La vie de Saint Josse was written in Old French verses by the poet and translator Pierre de Beauvais in the thirteenth century.

The Suaire de St-Josse, or "Shroud of Saint Judoc," is a rich, silk samite saddlecloth that was woven in northeastern Iran prior to 961. When Saint Judoc was reinterred in 1134, the shroud was used to wrap his bones. The Louvre Museum currently houses his shroud.

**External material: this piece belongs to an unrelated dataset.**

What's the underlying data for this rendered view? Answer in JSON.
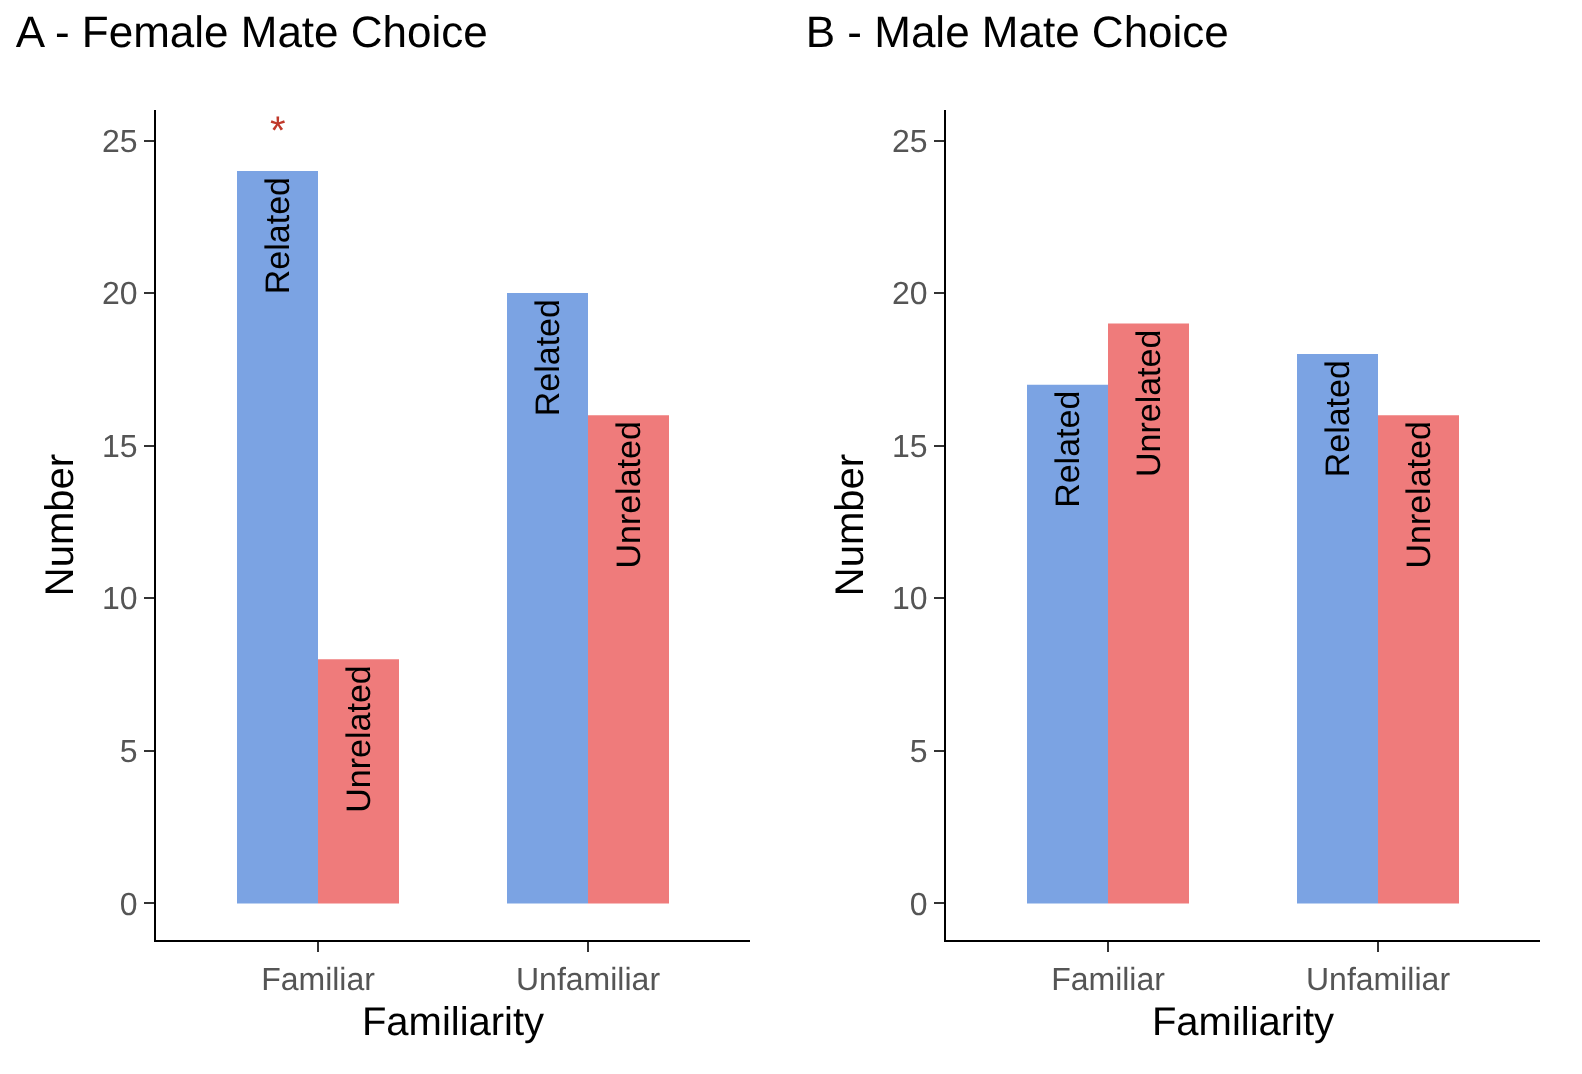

The abbey was closed in 1772, and subsequently sold and dismantled in 1789, leaving no traces of the buildings. The abbey church then became the parish church of the French commune of Saint-Josse. In the village church (dedicated to St. Peter) is the shrine of Saint Josse, containing his relics.

==Cultural depictions==

Cultural depictions usually portray Judoc holding the pilgrim's staff. He is also shown with a crown at his feet, referring to his renunciation of his lands and fortune. In Austria, there is a depiction of Judoc on the mausoleum of Maximilian in Innsbruck. Judoc was most famously mentioned by Chaucer's Wife of Bath, who swears "by God and by Seint Joce [Saint Joyce]." This suggests that his name was often invoked in oaths.